«Делать люкс — значит создавать новый контекст для привычного»
Александр Вэнг о своей работе для Bvlgari
Alexander Wang и Bvlgari в Нью-Йорке показали совместную коллекцию сумок A.W.Bvlgari’s. После премьеры Елена Стафьева поговорила с Александром Вэнгом не только о сумках, но и о том, как использовать силу банальности, нужно ли менять фэшн-систему и что в современной моде значит возраст
Проект «Serpenti глазами…» Bvlgari запустил еще в 2017 году, но выпуск «Serpenti глазами Александра Вэнга» получился пока самым громким из всех. Фигура Вэнга, «короля серых треников» и золотого мальчика американской моды, для такой коллаборации может показаться неожиданной только тем, кто незнаком с последовательным развитием марки. Для Bvlgari важно поместить свое наследие в пространство актуального, они звали Аниша Капура и Заху Хадид делать кольцо B.zero1, они, как и все большие исторические люксовые компании сегодня, хотят быть подчеркнуто современными.

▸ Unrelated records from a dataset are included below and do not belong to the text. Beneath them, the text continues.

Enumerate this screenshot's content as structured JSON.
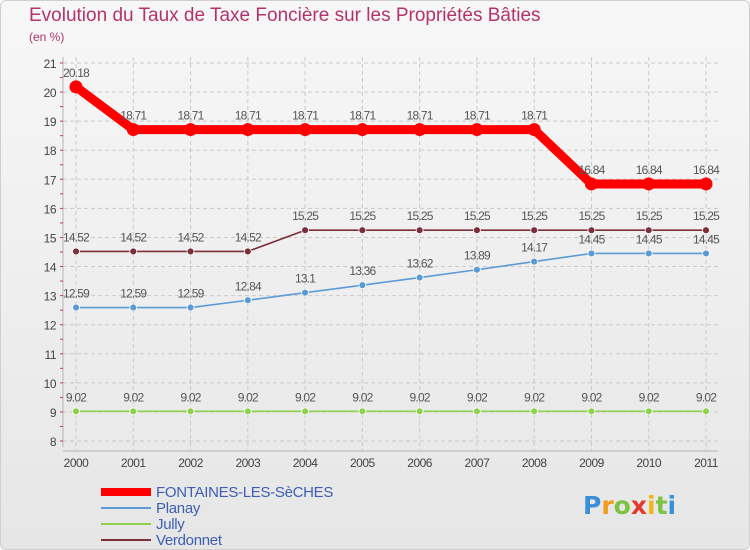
{
  "chart_data": {
    "type": "line",
    "title": "Evolution du Taux de Taxe Foncière sur les Propriétés Bâties",
    "subtitle": "(en %)",
    "x": [
      "2000",
      "2001",
      "2002",
      "2003",
      "2004",
      "2005",
      "2006",
      "2007",
      "2008",
      "2009",
      "2010",
      "2011"
    ],
    "yticks": [
      "8",
      "9",
      "10",
      "11",
      "12",
      "13",
      "14",
      "15",
      "16",
      "17",
      "18",
      "19",
      "20",
      "21"
    ],
    "ylim": [
      8,
      21
    ],
    "grid": true,
    "legend_position": "bottom-left",
    "series": [
      {
        "name": "FONTAINES-LES-SèCHES",
        "color": "#ff0000",
        "values": [
          20.18,
          18.71,
          18.71,
          18.71,
          18.71,
          18.71,
          18.71,
          18.71,
          18.71,
          16.84,
          16.84,
          16.84
        ],
        "labels": [
          "20.18",
          "18.71",
          "18.71",
          "18.71",
          "18.71",
          "18.71",
          "18.71",
          "18.71",
          "18.71",
          "16.84",
          "16.84",
          "16.84"
        ]
      },
      {
        "name": "Planay",
        "color": "#5b9bd5",
        "values": [
          12.59,
          12.59,
          12.59,
          12.84,
          13.1,
          13.36,
          13.62,
          13.89,
          14.17,
          14.45,
          14.45,
          14.45
        ],
        "labels": [
          "12.59",
          "12.59",
          "12.59",
          "12.84",
          "13.1",
          "13.36",
          "13.62",
          "13.89",
          "14.17",
          "14.45",
          "14.45",
          "14.45"
        ]
      },
      {
        "name": "Jully",
        "color": "#8fd14f",
        "values": [
          9.02,
          9.02,
          9.02,
          9.02,
          9.02,
          9.02,
          9.02,
          9.02,
          9.02,
          9.02,
          9.02,
          9.02
        ],
        "labels": [
          "9.02",
          "9.02",
          "9.02",
          "9.02",
          "9.02",
          "9.02",
          "9.02",
          "9.02",
          "9.02",
          "9.02",
          "9.02",
          "9.02"
        ]
      },
      {
        "name": "Verdonnet",
        "color": "#7b2f3a",
        "values": [
          14.52,
          14.52,
          14.52,
          14.52,
          15.25,
          15.25,
          15.25,
          15.25,
          15.25,
          15.25,
          15.25,
          15.25
        ],
        "labels": [
          "14.52",
          "14.52",
          "14.52",
          "14.52",
          "15.25",
          "15.25",
          "15.25",
          "15.25",
          "15.25",
          "15.25",
          "15.25",
          "15.25"
        ]
      }
    ]
  },
  "brand": {
    "letters": [
      "P",
      "r",
      "o",
      "x",
      "i",
      "t",
      "i"
    ],
    "colors": [
      "#3b8fd8",
      "#f29a1c",
      "#7dc242",
      "#e23a2e",
      "#f2b51c",
      "#7dc242",
      "#3b8fd8"
    ]
  }
}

Вэнг обошелся с узнаваемой аксессуарной роскошью Bvlgari — цвета драгоценных камней, застежка-змея, ювелирные техники ее исполнения — довольно решительно, поместив эту красоту в кэмповый контекст. Его главной идей стала упаковка люксовых товаров — холщовые мешки, которые надевают на сумки, перед тем как положить их в коробки, сами коробки, пакеты, в которых эти коробки уносят из магазина. Для презентации коллекции классический небоскреб на Пятой авеню с резными окнами работы Рене Лалика превратили в призрачный ночной универмаг, где в ювелирных витринах не было украшений, а только подставки для них, касса была задвинута под прилавок, а на прилавке были сложены коробки. Коктейли наливали во флаконы от духов, мороженое раскладывали в баночки для крема, а на подиумах расставили старые манекены, на которых из одежды были только сумки A.W.Bvlgari’s. Получилась очень нью-йоркская смесь фильмов начала 80-х и поп-арта: Энди Уорхол и «Фабрика», с одной стороны, и герои Хоффмана, Редфорд и Гриффит — с другой.
Ваша эстетика — довольно минималистская, современно-спортивная — совершенно противоположна эстетике Bvlgari — броской, яркой, c историей. В этом и была суть проекта, но как вам работалось вместе?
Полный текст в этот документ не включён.